Você que ama o passado
Para alguns, outro caso não se distancia tanto do uso da imagem de Elis a favor da Volkswagen: um comercial da Brahma de 1991, em que Tom e Vinicius foram reunidos por montagem, já que Vinicius já não estava mais vivo.
Para Viviane, há limites mesmo nesse caso. “Se advier, por exemplo, alguma violação aos direitos de personalidade de Vinicius, seus sucessores podem, com todo o direito e fundados na proteção dos direitos da personalidade, ajuizar uma ação para impedir a violação dos direitos da memória da pessoa falecida”.
Os músicos e a IA: relação que também não se resolveu
Em junho deste ano, Paul McCartney revelou que estava trabalhando em uma nova música dos Beatles, com vocais de John Lennon refeitos com a ajuda da inteligência artificial. A declaração, que foi até mal interpretada na época, não se referia à recriação completa da voz de Lennon. Na verdade, era um uso que contemplava as vontades do músico, que morreu em 1980: seus vocais, já gravados, só teriam sido “aperfeiçoados” em qualidade com ajuda da ferramenta.
Viviane ressalta que, na música ou na publicidade, é essencial preservar a intenção de quem foi “recriado”. “O importante é manter a história da pessoa incólume, sem interferências de terceiros”.

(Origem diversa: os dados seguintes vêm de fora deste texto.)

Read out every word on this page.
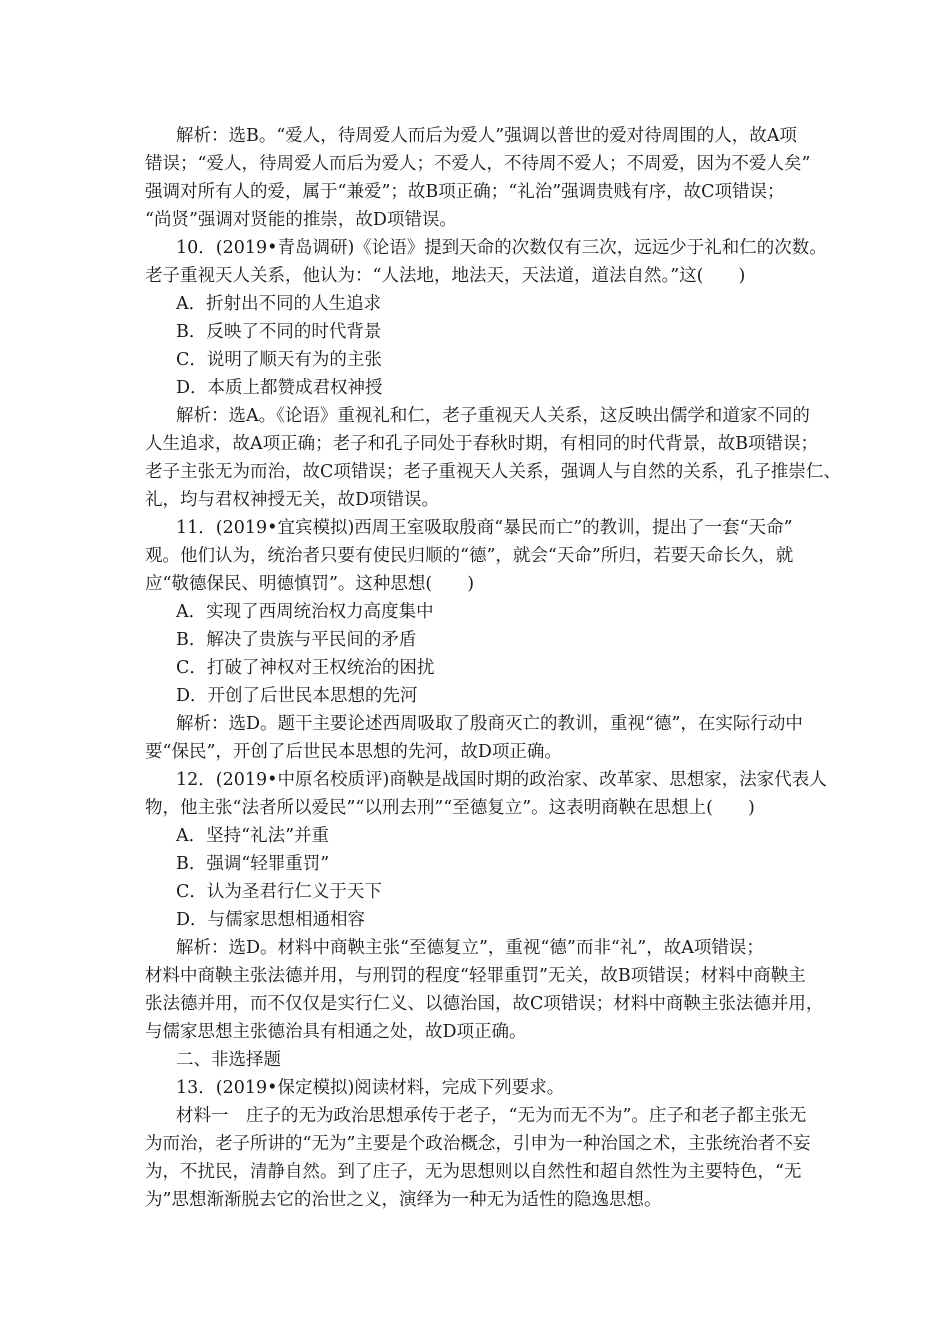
解析：选B。“爱人，待周爱人而后为爱人”强调以普世的爱对待周围的人，故A项
错误；“爱人，待周爱人而后为爱人；不爱人，不待周不爱人；不周爱，因为不爱人矣”
强调对所有人的爱，属于“兼爱”；故B项正确；“礼治”强调贵贱有序，故C项错误；
“尚贤”强调对贤能的推崇，故D项错误。
10．(2019•青岛调研)《论语》提到天命的次数仅有三次，远远少于礼和仁的次数。
老子重视天人关系，他认为：“人法地，地法天，天法道，道法自然。”这(　　)
A．折射出不同的人生追求
B．反映了不同的时代背景
C．说明了顺天有为的主张
D．本质上都赞成君权神授
解析：选A。《论语》重视礼和仁，老子重视天人关系，这反映出儒学和道家不同的
人生追求，故A项正确；老子和孔子同处于春秋时期，有相同的时代背景，故B项错误；
老子主张无为而治，故C项错误；老子重视天人关系，强调人与自然的关系，孔子推崇仁、
礼，均与君权神授无关，故D项错误。
11．(2019•宜宾模拟)西周王室吸取殷商“暴民而亡”的教训，提出了一套“天命”
观。他们认为，统治者只要有使民归顺的“德”，就会“天命”所归，若要天命长久，就
应“敬德保民、明德慎罚”。这种思想(　　)
A．实现了西周统治权力高度集中
B．解决了贵族与平民间的矛盾
C．打破了神权对王权统治的困扰
D．开创了后世民本思想的先河
解析：选D。题干主要论述西周吸取了殷商灭亡的教训，重视“德”，在实际行动中
要“保民”，开创了后世民本思想的先河，故D项正确。
12．(2019•中原名校质评)商鞅是战国时期的政治家、改革家、思想家，法家代表人
物，他主张“法者所以爱民”“以刑去刑”“至德复立”。这表明商鞅在思想上(　　)
A．坚持“礼法”并重
B．强调“轻罪重罚”
C．认为圣君行仁义于天下
D．与儒家思想相通相容
解析：选D。材料中商鞅主张“至德复立”，重视“德”而非“礼”，故A项错误；
材料中商鞅主张法德并用，与刑罚的程度“轻罪重罚”无关，故B项错误；材料中商鞅主
张法德并用，而不仅仅是实行仁义、以德治国，故C项错误；材料中商鞅主张法德并用，
与儒家思想主张德治具有相通之处，故D项正确。
二、非选择题
13．(2019•保定模拟)阅读材料，完成下列要求。
材料一　庄子的无为政治思想承传于老子，“无为而无不为”。庄子和老子都主张无
为而治，老子所讲的“无为”主要是个政治概念，引申为一种治国之术，主张统治者不妄
为，不扰民，清静自然。到了庄子，无为思想则以自然性和超自然性为主要特色，“无
为”思想渐渐脱去它的治世之义，演绎为一种无为适性的隐逸思想。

A música encontrou outro obstáculo ainda neste ano: quando não há permissão de nenhum dos participantes e é difícil até atribuir autoria. Foi o caso da música viral Heart On My Sleeve, que fez uso da IA para “reproduzir” os vocais dos artistas The Weeknd e Drake. A versão, assinada por um usuário desconhecido, suscitou discussões mais profundas; não só passa a ser questão de propriedade intelectual, como de remuneração. Se uma música que não é de sua autoria viraliza com a sua voz, você tem direito ao lucro?
A multinacional que derrubou Heart On My Sleeve é a Universal, a mesma cuja sede brasileira tem no catálogo a faixa de Belchior usada no comercial da Volkswagen na voz de Elis. No caso da primeira, ainda que não hajam limites legais perfeitamente estabelecidos, há um entendimento de que o desejo dos artistas, vivos, não foi respeitado; no caso da segunda, a gravação de Elis existe e teve permissão dos herdeiros para ser utilizada – não é possível descobrir a vontade da cantora.

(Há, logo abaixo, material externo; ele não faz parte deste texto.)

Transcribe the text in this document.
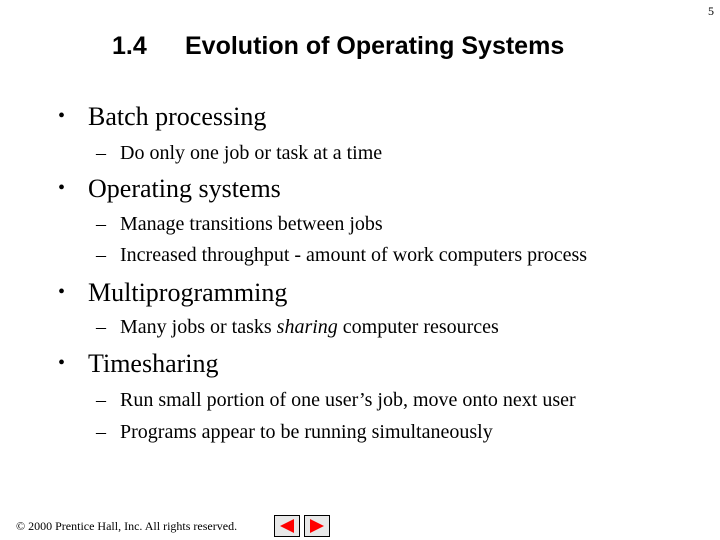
5
1.4 Evolution of Operating Systems
• Batch processing
– Do only one job or task at a time
• Operating systems
– Manage transitions between jobs
– Increased throughput - amount of work computers process
• Multiprogramming
– Many jobs or tasks sharing computer resources
• Timesharing
– Run small portion of one user’s job, move onto next user
– Programs appear to be running simultaneously
© 2000 Prentice Hall, Inc. All rights reserved.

Para Limongi, novos limites terão de ser colocados também pelos próprios artistas. “A eles cabe, hoje, adotar medidas preventivas, anteriores à morte, para dispor sobre o uso de sua imagem. Madonna, por exemplo, já vetou qualquer utilização por meio de holografia”, afirmou.
Mas o que fazer quanto aos artistas que não tiveram essa oportunidade? Essa é a questão que órgãos diversos, como o Conar na área de publicidade, devem começar a responder. “A pessoa falecida, com toda a sua história e subjetividade, não pertence aos sucessores, de modo que eles não podem dispor dela como lhes convier”, reforça a advogada.